— PT Bank Woori Saudara Indonesia 1906 Tbk (BWS) merayakan usia 120 tahun, sebuah perjalanan panjang yang dimulai dari perkumpulan simpan-pinjam sederhana hingga menjadi bank modern yang memfasilitasi transaksi lintas negara. Institusi keuangan ini telah menyaksikan dan bertahan melalui berbagai perubahan zaman, mulai dari era kolonial hingga gejolak ekonomi global.

Perjalanan BWS dimulai pada tahun 1906 dengan nama Himpoenan Saudara, yang didirikan sebagai wadah simpan-pinjam bagi para pedagang. Aktivitas awal ini masih berskala kecil, namun menjadi fondasi penting bagi perkembangan bank di masa depan.

Evolusi Menjadi Bank Formal

Perubahan signifikan terjadi pada tahun 1955 ketika lembaga ini memperoleh izin sebagai bank tabungan, menandai transisi dari perkumpulan menjadi entitas yang beroperasi di bawah regulasi formal. Dua dekade kemudian, pada 1974, bentuk hukumnya diubah menjadi perseroan terbatas dengan nama PT Bank Tabungan Himpunan Saudara 1906, mencerminkan kebutuhan tata kelola yang semakin matang.

Pada tahun 1993, nama bank kembali disesuaikan menjadi PT Bank Himpunan Saudara 1906. Memasuki era pasar modal yang lebih terbuka, bank ini melakukan penawaran saham perdana di Bursa Efek Indonesia pada tahun 2006, yang memperkuat struktur permodalan dan memperluas basis pemegang sahamnya.

Transformasi dan Dukungan Strategis

Memasuki dekade berikutnya, lanskap industri perbankan yang kian dinamis mendorong transformasi yang lebih besar. Pada tahun 2014, Bank Saudara melakukan penggabungan usaha dengan PT Bank Woori Indonesia, menghasilkan entitas baru bernama PT Bank Woori Saudara Indonesia 1906 Tbk. Penggabungan ini didukung oleh Woori Bank Korea sebagai pemegang saham strategis.

Seiring dengan perkembangan tersebut, peran BWS turut meluas. Selain melayani kebutuhan domestik, bank ini juga terlibat dalam memfasilitasi transaksi keuangan lintas negara, khususnya yang berkaitan dengan hubungan perdagangan antara Indonesia dan Korea Selatan.

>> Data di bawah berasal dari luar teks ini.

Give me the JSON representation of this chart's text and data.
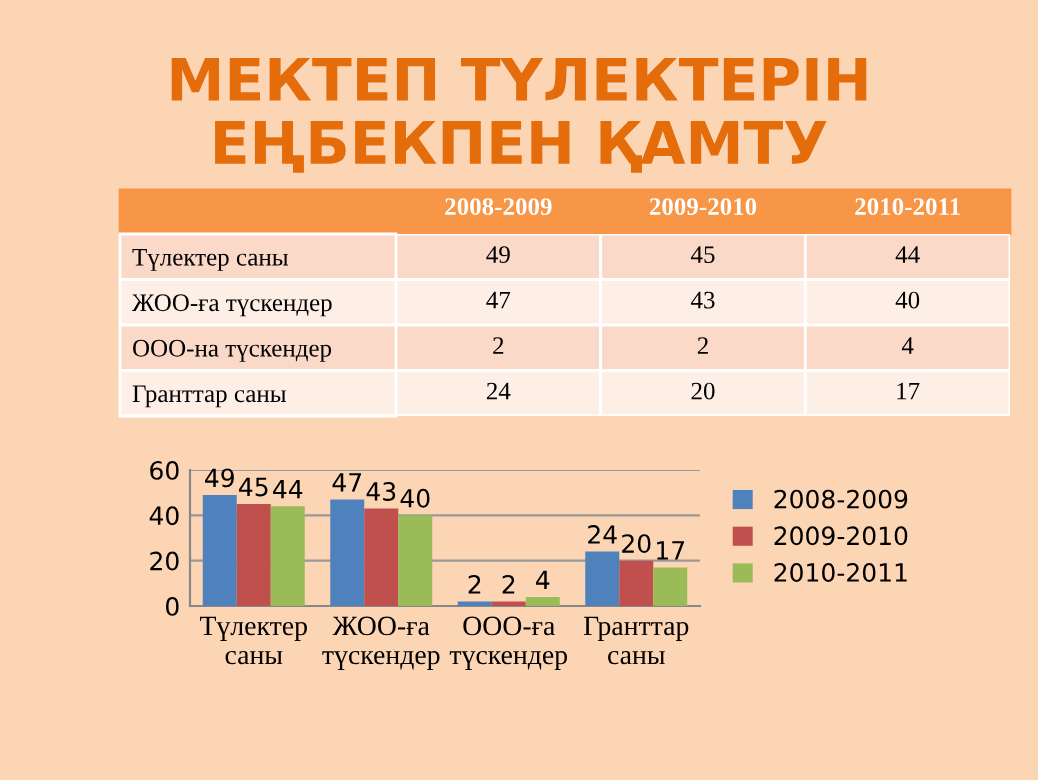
{
  "chart_data": [
    {
      "type": "heatmap",
      "title": "МЕКТЕП ТҮЛЕКТЕРІН\nЕҢБЕКПЕН ҚАМТУ",
      "categories": [
        "2008-2009",
        "2009-2010",
        "2010-2011"
      ],
      "y_categories": [
        "Түлектер саны",
        "ЖОО-ға түскендер",
        "ООО-на түскендер",
        "Гранттар саны"
      ],
      "cells": [
        [
          49,
          45,
          44
        ],
        [
          47,
          43,
          40
        ],
        [
          2,
          2,
          4
        ],
        [
          24,
          20,
          17
        ]
      ],
      "data_labels": true
    },
    {
      "type": "bar",
      "categories": [
        "Түлектер\nсаны",
        "ЖОО-ға\nтүскендер",
        "ООО-ға\nтүскендер",
        "Гранттар\nсаны"
      ],
      "series": [
        {
          "name": "2008-2009",
          "color": "#4f81bd",
          "values": [
            49,
            47,
            2,
            24
          ]
        },
        {
          "name": "2009-2010",
          "color": "#c0504d",
          "values": [
            45,
            43,
            2,
            20
          ]
        },
        {
          "name": "2010-2011",
          "color": "#9bbb59",
          "values": [
            44,
            40,
            4,
            17
          ]
        }
      ],
      "ylim": [
        0,
        60
      ],
      "yticks": [
        0,
        20,
        40,
        60
      ],
      "grid": "y",
      "legend": "right",
      "data_labels": true
    }
  ]
}
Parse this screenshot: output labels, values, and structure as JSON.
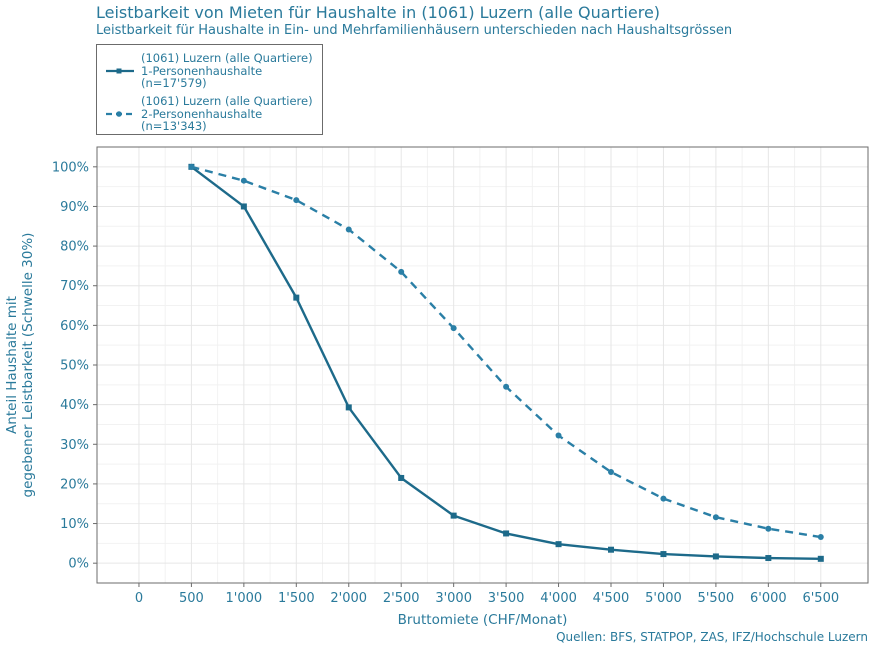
{
  "chart_data": {
    "type": "line",
    "title": "Leistbarkeit von Mieten für Haushalte in (1061) Luzern (alle Quartiere)",
    "subtitle": "Leistbarkeit für Haushalte in Ein- und Mehrfamilienhäusern unterschieden nach Haushaltsgrössen",
    "xlabel": "Bruttomiete (CHF/Monat)",
    "ylabel_lines": [
      "Anteil Haushalte mit",
      "gegebener Leistbarkeit (Schwelle 30%)"
    ],
    "source": "Quellen: BFS, STATPOP, ZAS, IFZ/Hochschule Luzern",
    "x_ticks": [
      0,
      500,
      1000,
      1500,
      2000,
      2500,
      3000,
      3500,
      4000,
      4500,
      5000,
      5500,
      6000,
      6500
    ],
    "x_tick_labels": [
      "0",
      "500",
      "1'000",
      "1'500",
      "2'000",
      "2'500",
      "3'000",
      "3'500",
      "4'000",
      "4'500",
      "5'000",
      "5'500",
      "6'000",
      "6'500"
    ],
    "y_ticks": [
      0,
      10,
      20,
      30,
      40,
      50,
      60,
      70,
      80,
      90,
      100
    ],
    "y_tick_labels": [
      "0%",
      "10%",
      "20%",
      "30%",
      "40%",
      "50%",
      "60%",
      "70%",
      "80%",
      "90%",
      "100%"
    ],
    "xlim": [
      -400,
      6950
    ],
    "ylim": [
      -5,
      105
    ],
    "grid": true,
    "legend_position": "top-left",
    "x": [
      500,
      1000,
      1500,
      2000,
      2500,
      3000,
      3500,
      4000,
      4500,
      5000,
      5500,
      6000,
      6500
    ],
    "series": [
      {
        "name_lines": [
          "(1061) Luzern (alle Quartiere)",
          "1-Personenhaushalte",
          "(n=17'579)"
        ],
        "values": [
          100,
          90,
          67,
          39.3,
          21.5,
          12,
          7.5,
          4.8,
          3.4,
          2.3,
          1.7,
          1.3,
          1.1
        ],
        "color": "#1d6a8a",
        "dash": "solid",
        "marker": "square"
      },
      {
        "name_lines": [
          "(1061) Luzern (alle Quartiere)",
          "2-Personenhaushalte",
          "(n=13'343)"
        ],
        "values": [
          100,
          96.5,
          91.6,
          84.2,
          73.5,
          59.3,
          44.5,
          32.2,
          23,
          16.3,
          11.6,
          8.7,
          6.6
        ],
        "color": "#2a7fa6",
        "dash": "dashed",
        "marker": "circle"
      }
    ]
  }
}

Fungsi ini menjadi semakin penting seiring dengan meningkatnya aktivitas perdagangan internasional.

Fungsi Dasar dan Layanan Digital

Sebagai bank komersial, BWS tetap menjalankan fungsi dasarnya, meliputi penghimpunan dana, fasilitas transaksi, serta pembiayaan bagi nasabah individu dan korporasi. Layanan ini terus dikembangkan melalui kanal konvensional dan digital, sejalan dengan perubahan pola transaksi masyarakat.

Adaptasi sebagai Kunci Keberlanjutan

Corporate Secretary BWS, Edwin Sulaeman, menekankan bahwa usia 120 tahun bukan sekadar penanda sejarah, tetapi juga cerminan kemampuan institusi dalam menjaga kesinambungan di tengah perubahan zaman. “Bagi kami, usia 120 tahun bukan sekadar pencapaian waktu, tetapi cerminan dari proses adaptasi yang berlangsung secara konsisten,” ujar Edwin dalam siaran tertulis yang diterima Kompas.com, Kamis (23/4/2026).

Ia menambahkan bahwa setiap fase memiliki tantangan tersendiri, dan kemampuan untuk menyesuaikan diri menjadi faktor krusial dalam menjaga relevansi. BWS berkomitmen untuk terus mendukung aktivitas keuangan lintas negara, seiring dengan meningkatnya kebutuhan layanan keuangan lintas batas dalam ekonomi global.

“Dalam konteks tersebut, bank berupaya berperan sebagai penghubung dalam mendukung aktivitas perdagangan dan transaksi internasional,” tutur Edwin.